Cortar sobreiros corta emissões?
Recentemente recebemos a notícia de que o governo deu autorização à EDP para o abate de 1821 sobreiros, numa área de 32 hectares, nos concelhos de Sines e Santiago do Cacém, para instalação do Parque Eólico de Morgavel.
O Ministro do Ambiente justificou esta decisão com a “imprescindível utilidade pública” deste empreendimento, nomeadamente no que diz respeito ao cumprimento dos objetivos de Quioto e do Plano Nacional de Energia e Clima. Foram apresentadas “medidas compensatórias” por parte da EDP, através da arborização de 50 hectares com sobreiros e medronheiros.
O abate de um sobreiro jovem ou adulto não é compensado pela plantação de outro, pois um montado de sobro – assim como qualquer povoamento florestal ou agroflorestal – é um sistema vivo, onde os ciclos naturais são complexos e demoram a desenvolver-se. Para além disso, o sobreiro é uma espécie protegida em Portugal, pelo que a autorização do seu abate deve, à luz da lei atual, ser excecional e ser considerado de “utilidade pública”.
Vivemos uma emergência climática. Esta realmente implica repensarmos burocracias, legislação e instituições que travam qualquer resposta alinhada com os prazos da ciência climática. Contudo, o que de certeza é contestável nesta e noutras situações passadas é a real utilidade pública deste tipo de projetos, na escala e modelos que estão a ser propostos.
Em primeiro lugar, para que o investimento em energias renováveis se traduza numa transição energética, tem de realmente haver uma substituição da utilização de fontes de energia fóssil por energias renováveis, e não um acrescento de fontes renováveis às energias fósseis. Nesta situação, que é a que se vive neste momento em vários países, está a ocorrer uma expansão energética e não uma transição energética. É o que está a acontecer a nível global, levando a um aumento da produção de energias renováveis, acompanhado pelo aumento da queima de combustíveis fósseis, e consequente aumento do nível de emissões de gases com efeito de estufa. Ou seja, a instalação de renováveis só serve para travar a crise climática se isso significar o fim de combustíveis fósseis.

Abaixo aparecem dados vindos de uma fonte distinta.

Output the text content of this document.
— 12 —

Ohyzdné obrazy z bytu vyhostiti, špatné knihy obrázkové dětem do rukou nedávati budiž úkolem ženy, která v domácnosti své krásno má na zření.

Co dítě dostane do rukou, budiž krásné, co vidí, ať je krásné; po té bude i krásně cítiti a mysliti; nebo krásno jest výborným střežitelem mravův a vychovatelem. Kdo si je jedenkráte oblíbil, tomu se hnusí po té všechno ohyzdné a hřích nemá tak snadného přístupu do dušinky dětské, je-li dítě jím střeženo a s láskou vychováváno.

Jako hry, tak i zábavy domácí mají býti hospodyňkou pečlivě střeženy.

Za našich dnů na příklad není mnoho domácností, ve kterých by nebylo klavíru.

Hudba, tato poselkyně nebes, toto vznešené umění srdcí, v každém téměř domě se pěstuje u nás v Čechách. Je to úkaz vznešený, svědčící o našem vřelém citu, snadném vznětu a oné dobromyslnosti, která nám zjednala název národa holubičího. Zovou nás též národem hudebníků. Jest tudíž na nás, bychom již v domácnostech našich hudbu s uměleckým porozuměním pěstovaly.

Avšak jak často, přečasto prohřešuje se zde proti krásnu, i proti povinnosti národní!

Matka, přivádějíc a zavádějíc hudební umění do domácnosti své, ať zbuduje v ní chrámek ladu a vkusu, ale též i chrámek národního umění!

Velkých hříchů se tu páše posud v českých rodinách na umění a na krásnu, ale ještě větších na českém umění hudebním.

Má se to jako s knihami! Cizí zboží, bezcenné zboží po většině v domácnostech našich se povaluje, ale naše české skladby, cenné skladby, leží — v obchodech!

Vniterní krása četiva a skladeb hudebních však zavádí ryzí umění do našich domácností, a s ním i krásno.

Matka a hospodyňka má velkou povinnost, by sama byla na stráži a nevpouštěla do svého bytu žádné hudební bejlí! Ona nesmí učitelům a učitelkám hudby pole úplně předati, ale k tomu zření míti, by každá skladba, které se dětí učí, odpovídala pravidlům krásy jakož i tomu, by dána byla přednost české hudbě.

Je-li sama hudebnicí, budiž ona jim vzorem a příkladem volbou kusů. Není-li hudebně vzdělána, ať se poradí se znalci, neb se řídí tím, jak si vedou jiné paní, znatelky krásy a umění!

Assim, para haver uma transição energética supõe-se que ao grupo EDP seria exigido o encerramento das centrais a gás que possui e um plano para uma transição justa imediata para os seus trabalhadores. Exigido o encerramento, e não a venda destas centrais a outras empresas, porque isso não provoca qualquer efeito em termos de emissões, apenas uma mudança do nome do autor do crime e assegura compensação financeira ao anterior culposo. E leia-se um plano de transição justa para os trabalhadores destas centrais, pago pela EDP, e não uma transferência para o Estado das responsabilidades e custos sociais e económicos do encerramento das infraestruturas, dessa forma pago pelos contribuintes.
Em segundo lugar, o tipo de projetos como o Parque Eólico de Morgavel é uma réplica exata do modelo usado durante décadas para explorar os combustíveis fósseis. É um modelo em que o acesso às fontes de energia e às infraestruturas-chave é centralizado, com base em monopólios naturais entregues a meia dúzia de grande empresas, com decisões sem qualquer processo democrático, com base em critérios de lucratividade, e que em nada têm que ver com o interesse público – nem garantindo acesso universal a energia para serviços essenciais por parte das populações, nem garantindo a descarbonização que necessitamos para travar o colapso climático.
A crise climática não vai ser resolvida pela criação de mais negócios e recompensas a empresas culposas. A descarbonização não é um negócio, e portanto não pode ser conduzida pelas mesmas empresas que registaram lucros recorde enquanto nos conduziram até este momento de múltiplas crises. A descarbonização faz-se cortando emissões de gases com efeito de estufa e encerrando infraestruturas emissoras. Se a EDP quer cortar emissões, corta emissões. Cortar sobreiros não corta emissões!
O que o movimento por Justiça Climática tem há muito proposto é uma transição energética justa que em nada se parece com os investimentos que estão a ser propostos. Queremos que a energia seja desmercantilizada e que, tal como outros setores essenciais, não possa ser gerida na ótica do lucro. Propomos uma Democracia Energética, assente nos conhecimentos da ciência climática e em processos participativos e deliberativos das populações, garantindo acesso universal a energias renováveis para satisfação das necessidades reais das pessoas, e não de investidores privados, banqueiros e acionistas. Propomos uma Transição Justa e a criação de um Serviço Público de Energias Renováveis que as instale como um direito universal.